Zum Jahrestag, als in der Nacht vom 18. auf den 19. April 2015 rund 800 Flüchtlinge im Mittelmeer ertranken, und zum Gedenken an alle anderen ertrunkenen Flüchtlinge:
Wovor hat Europa Angst?
Wir
hatten das gleiche Schicksal. Wir sind alle Flüchtlinge, wir waren auf
der selben Fluchtstrecke unterwegs. Wir alle hatten einen Traum, die
selben Wünsche. Aber auf der Flucht spielt das Glück eine große Rolle.
Alle Flüchtlinge sind nicht erfolgreich. Viele sterben, bevor sie ihr
Ziel erreichen. Im Jahr 2011 sind über 400 Landsleute im Mittelmeer
ertrunken, 2013 mehr als 370 Eritreer, die auf einem Boot waren, und im
April letzten Jahres, in der Nacht vom 18. auf den 19. April kenterte
ein überladenes Flüchtlingsboot im Mittelmeer und etwa 800 Flüchtlinge
ertranken.
Das
Mittelmeer ist seit Jahrzehnten ein Menschengrab. Viele Träume und
viele Hoffnungen sind unter Wasser gegangen. Viele Familien verloren
ihre Geliebten, viele Kinder sind gestorben und viele junge Männer und
Frauen sind traumatisiert.
Flüchtlingsleichen
Ich
bin im Jahr 2002 über das Mittelmeer nach Europa gekommen. Heute bin
ich Deutscher, als Deutsch-Eritreer fühle ich mich. Ich bin zum Glück
nicht verunglückt. Aber ich habe viele Freunde, Bekannte und Landsleute
verloren. Als ich vom größsten Flüchtlingsbootunglück vor einem Jahr
hörte, war ich gerade in Äthiopien. Ich war bei der Opposition und
machte Radio für Flüchtlinge in Addis Ababa. Der BBC hat darüber sehr
lange und den ganzen Tag berichtet Ich bekam sehr viele Medienanfragen
aus Deutschland. Obwohl ich viel zu sagen hatte, konnte ich nicht sofort
nach Deutschland fliegen. Aber die Nachricht hat mich sehr berührt.
Meine Erinnerungen kamen hoch.
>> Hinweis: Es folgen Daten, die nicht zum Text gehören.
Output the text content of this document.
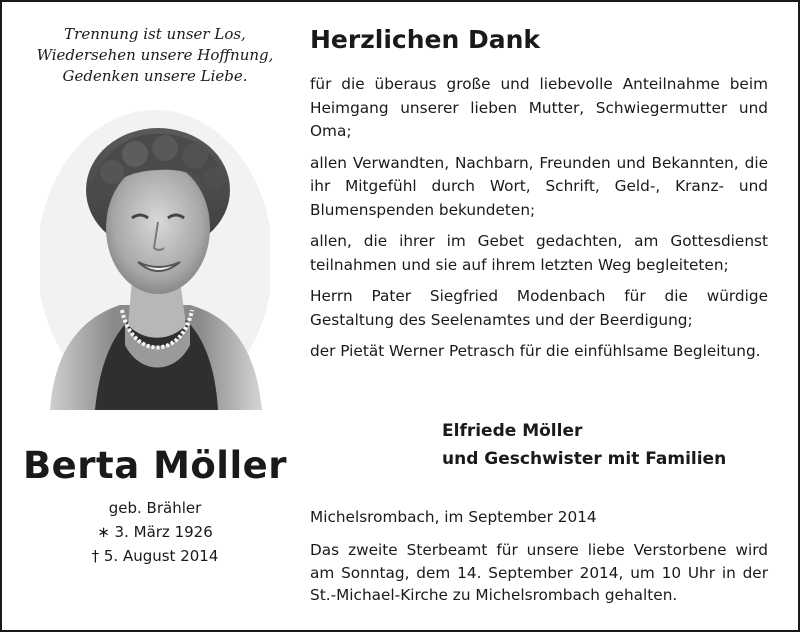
Trennung ist unser Los,
Wiedersehen unsere Hoffnung,
Gedenken unsere Liebe.
Berta Möller
geb. Brähler
∗ 3. März 1926
† 5. August 2014
Herzlichen Dank

für die überaus große und liebevolle Anteilnahme beim Heimgang unserer lieben Mutter, Schwiegermutter und Oma;

allen Verwandten, Nachbarn, Freunden und Bekannten, die ihr Mitgefühl durch Wort, Schrift, Geld-, Kranz- und Blumenspenden bekundeten;

allen, die ihrer im Gebet gedachten, am Gottesdienst teilnahmen und sie auf ihrem letzten Weg begleiteten;

Herrn Pater Siegfried Modenbach für die würdige Gestaltung des Seelenamtes und der Beerdigung;

der Pietät Werner Petrasch für die einfühlsame Begleitung.

Elfriede Möller
und Geschwister mit Familien
Michelsrombach, im September 2014
Das zweite Sterbeamt für unsere liebe Verstorbene wird am Sonntag, dem 14. September 2014, um 10 Uhr in der St.-Michael-Kirche zu Michelsrombach gehalten.
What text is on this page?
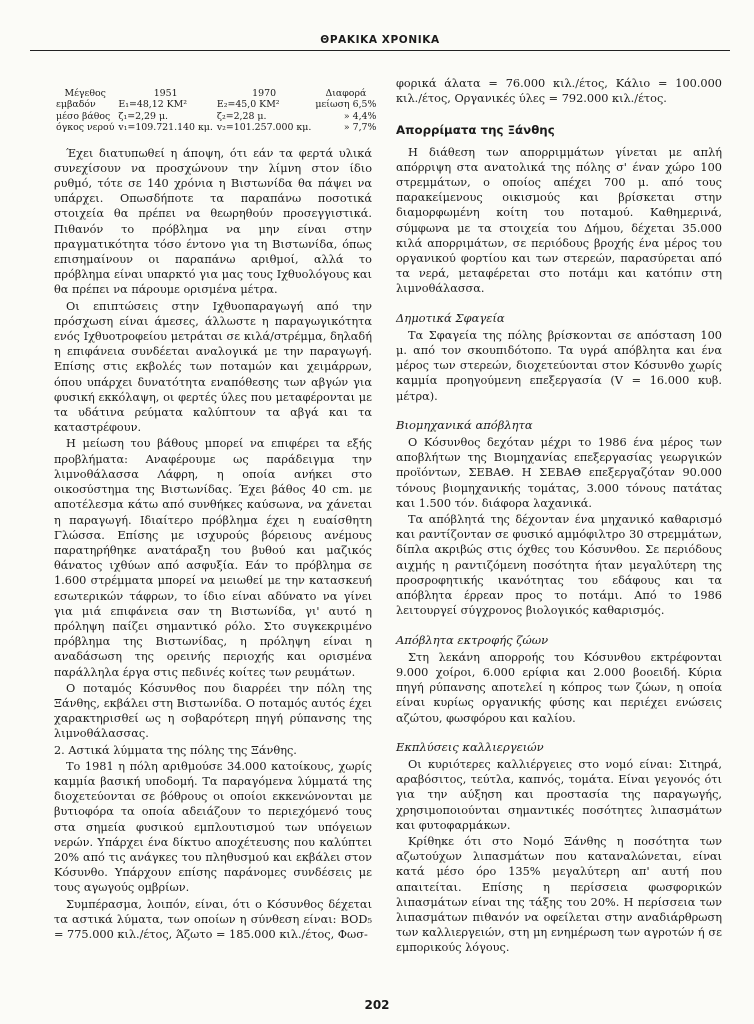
ΘΡΑΚΙΚΑ ΧΡΟΝΙΚΑ
Μέγεθος	1951	1970	Διαφορά
εμβαδόν	E₁=48,12 KM²	E₂=45,0 KM²	μείωση 6,5%
μέσο βάθος	ζ₁=2,29 μ.	ζ₂=2,28 μ.	» 4,4%
όγκος νερού	v₁=109.721.140 κμ.	v₂=101.257.000 κμ.	» 7,7%

Έχει διατυπωθεί η άποψη, ότι εάν τα φερτά υλικά συνεχίσουν να προσχώνουν την λίμνη στον ίδιο ρυθμό, τότε σε 140 χρόνια η Βιστωνίδα θα πάψει να υπάρχει. Οπωσδήποτε τα παραπάνω ποσοτικά στοιχεία θα πρέπει να θεωρηθούν προσεγγιστικά. Πιθανόν το πρόβλημα να μην είναι στην πραγματικότητα τόσο έντονο για τη Βιστωνίδα, όπως επισημαίνουν οι παραπάνω αριθμοί, αλλά το πρόβλημα είναι υπαρκτό για μας τους Ιχθυολόγους και θα πρέπει να πάρουμε ορισμένα μέτρα.

Οι επιπτώσεις στην Ιχθυοπαραγωγή από την πρόσχωση είναι άμεσες, άλλωστε η παραγωγικότητα ενός Ιχθυοτροφείου μετράται σε κιλά/στρέμμα, δηλαδή η επιφάνεια συνδέεται αναλογικά με την παραγωγή. Επίσης στις εκβολές των ποταμών και χειμάρρων, όπου υπάρχει δυνατότητα εναπόθεσης των αβγών για φυσική εκκόλαψη, οι φερτές ύλες που μεταφέρονται με τα υδάτινα ρεύματα καλύπτουν τα αβγά και τα καταστρέφουν.

Η μείωση του βάθους μπορεί να επιφέρει τα εξής προβλήματα: Αναφέρουμε ως παράδειγμα την λιμνοθάλασσα Λάφρη, η οποία ανήκει στο οικοσύστημα της Βιστωνίδας. Έχει βάθος 40 cm. με αποτέλεσμα κάτω από συνθήκες καύσωνα, να χάνεται η παραγωγή. Ιδιαίτερο πρόβλημα έχει η ευαίσθητη Γλώσσα. Επίσης με ισχυρούς βόρειους ανέμους παρατηρήθηκε ανατάραξη του βυθού και μαζικός θάνατος ιχθύων από ασφυξία. Εάν το πρόβλημα σε 1.600 στρέμματα μπορεί να μειωθεί με την κατασκευή εσωτερικών τάφρων, το ίδιο είναι αδύνατο να γίνει για μιά επιφάνεια σαν τη Βιστωνίδα, γι' αυτό η πρόληψη παίζει σημαντικό ρόλο. Στο συγκεκριμένο πρόβλημα της Βιστωνίδας, η πρόληψη είναι η αναδάσωση της ορεινής περιοχής και ορισμένα παράλληλα έργα στις πεδινές κοίτες των ρευμάτων.

Ο ποταμός Κόσυνθος που διαρρέει την πόλη της Ξάνθης, εκβάλει στη Βιστωνίδα. Ο ποταμός αυτός έχει χαρακτηρισθεί ως η σοβαρότερη πηγή ρύπανσης της λιμνοθάλασσας.

2. Αστικά λύμματα της πόλης της Ξάνθης.

Το 1981 η πόλη αριθμούσε 34.000 κατοίκους, χωρίς καμμία βασική υποδομή. Τα παραγόμενα λύμματά της διοχετεύονται σε βόθρους οι οποίοι εκκενώνονται με βυτιοφόρα τα οποία αδειάζουν το περιεχόμενό τους στα σημεία φυσικού εμπλουτισμού των υπόγειων νερών. Υπάρχει ένα δίκτυο αποχέτευσης που καλύπτει 20% από τις ανάγκες του πληθυσμού και εκβάλει στον Κόσυνθο. Υπάρχουν επίσης παράνομες συνδέσεις με τους αγωγούς ομβρίων.

Συμπέρασμα, λοιπόν, είναι, ότι ο Κόσυνθος δέχεται τα αστικά λύματα, των οποίων η σύνθεση είναι: BOD₅ = 775.000 κιλ./έτος, Άζωτο = 185.000 κιλ./έτος, Φωσ-

φορικά άλατα = 76.000 κιλ./έτος, Κάλιο = 100.000 κιλ./έτος, Οργανικές ύλες = 792.000 κιλ./έτος.

Απορρίματα της Ξάνθης

Η διάθεση των απορριμμάτων γίνεται με απλή απόρριψη στα ανατολικά της πόλης σ' έναν χώρο 100 στρεμμάτων, ο οποίος απέχει 700 μ. από τους παρακείμενους οικισμούς και βρίσκεται στην διαμορφωμένη κοίτη του ποταμού. Καθημερινά, σύμφωνα με τα στοιχεία του Δήμου, δέχεται 35.000 κιλά απορριμάτων, σε περιόδους βροχής ένα μέρος του οργανικού φορτίου και των στερεών, παρασύρεται από τα νερά, μεταφέρεται στο ποτάμι και κατόπιν στη λιμνοθάλασσα.

Δημοτικά Σφαγεία

Τα Σφαγεία της πόλης βρίσκονται σε απόσταση 100 μ. από τον σκουπιδότοπο. Τα υγρά απόβλητα και ένα μέρος των στερεών, διοχετεύονται στον Κόσυνθο χωρίς καμμία προηγούμενη επεξεργασία (V = 16.000 κυβ. μέτρα).

Βιομηχανικά απόβλητα

Ο Κόσυνθος δεχόταν μέχρι το 1986 ένα μέρος των αποβλήτων της Βιομηχανίας επεξεργασίας γεωργικών προϊόντων, ΣΕΒΑΘ. Η ΣΕΒΑΘ επεξεργαζόταν 90.000 τόνους βιομηχανικής τομάτας, 3.000 τόνους πατάτας και 1.500 τόν. διάφορα λαχανικά.

Τα απόβλητά της δέχονταν ένα μηχανικό καθαρισμό και ραντίζονταν σε φυσικό αμμόφιλτρο 30 στρεμμάτων, δίπλα ακριβώς στις όχθες του Κόσυνθου. Σε περιόδους αιχμής η ραντιζόμενη ποσότητα ήταν μεγαλύτερη της προσροφητικής ικανότητας του εδάφους και τα απόβλητα έρρεαν προς το ποτάμι. Από το 1986 λειτουργεί σύγχρονος βιολογικός καθαρισμός.

Απόβλητα εκτροφής ζώων

Στη λεκάνη απορροής του Κόσυνθου εκτρέφονται 9.000 χοίροι, 6.000 ερίφια και 2.000 βοοειδή. Κύρια πηγή ρύπανσης αποτελεί η κόπρος των ζώων, η οποία είναι κυρίως οργανικής φύσης και περιέχει ενώσεις αζώτου, φωσφόρου και καλίου.

Εκπλύσεις καλλιεργειών

Οι κυριότερες καλλιέργειες στο νομό είναι: Σιτηρά, αραβόσιτος, τεύτλα, καπνός, τομάτα. Είναι γεγονός ότι για την αύξηση και προστασία της παραγωγής, χρησιμοποιούνται σημαντικές ποσότητες λιπασμάτων και φυτοφαρμάκων.

Κρίθηκε ότι στο Νομό Ξάνθης η ποσότητα των αζωτούχων λιπασμάτων που καταναλώνεται, είναι κατά μέσο όρο 135% μεγαλύτερη απ' αυτή που απαιτείται. Επίσης η περίσσεια φωσφορικών λιπασμάτων είναι της τάξης του 20%. Η περίσσεια των λιπασμάτων πιθανόν να οφείλεται στην αναδιάρθρωση των καλλιεργειών, στη μη ενημέρωση των αγροτών ή σε εμπορικούς λόγους.

202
Heute möchte ich aus meinem Buch "
Hoffnung im Herzen, Freiheit im Sinn" zitieren:
"
Ein stechender Geruch fährt mir in die Nase. Als ich die Augen
aufschlage, ist es hell und stinkt bestialisch. Braune Jauche wabert
unter uns, süßlich, sauer, gärig, es riecht nach Verwesung, so
schauderhaft, dass ich nur noch einen Gedanken habe. "Mit diesem Geruch
musst du jetzt sterben. " Ich denke nicht an Schmerzen, nicht ans
langsame Ertrinken, sondern rieche nur diesen unerträglichen Gestank,
den ich nicht abschütteln kann. Er drängt sich zwischen uns, saugt sich
fest, stößt in uns hinein. Ich fürchte mich, Angst, Todesangst, wie
lange noch, lange noch, noch? Es stinkt nach Tod. Die Angst vorm Sterben
hat einen Geruch, eine Farbe.Blaugrünbraun wie Erde, Luft und Wasser,
der Geruch ist ein Ton wie das Rauschen des Meeres. Dieser Gestank ist
ein Abschied: Morgen bin ich nicht mehr da.
.
Wo
bin ich? Wer bin ich? Schon tot? Meine Haut schneeweiß aufgequollen
unter der braunen Farbe, blutleer, meine Zunge trocken und schwer, ich
kann mich nicht bewegen. Kinder weinen. Aki, Robel und Awet neben mir,
ohne etwas zu sagen, blicken sie mit offenen Augen in die Weite. Wie
eine graue Decke hängt der Himmel über uns, es stürmt nicht mehr, regnet
noch leicht. " Land!", ruft da plötzlich jemand, und noch einmal:
"Land!" Automatisch drehen wir unsere Köpfe, schwer zu glauben nach
Trostlosigkeit, und doch: "Land steuerbord."
Malta
- Insel zwischen Libyen und Sizilien, näher an Sizilien als an Libyen.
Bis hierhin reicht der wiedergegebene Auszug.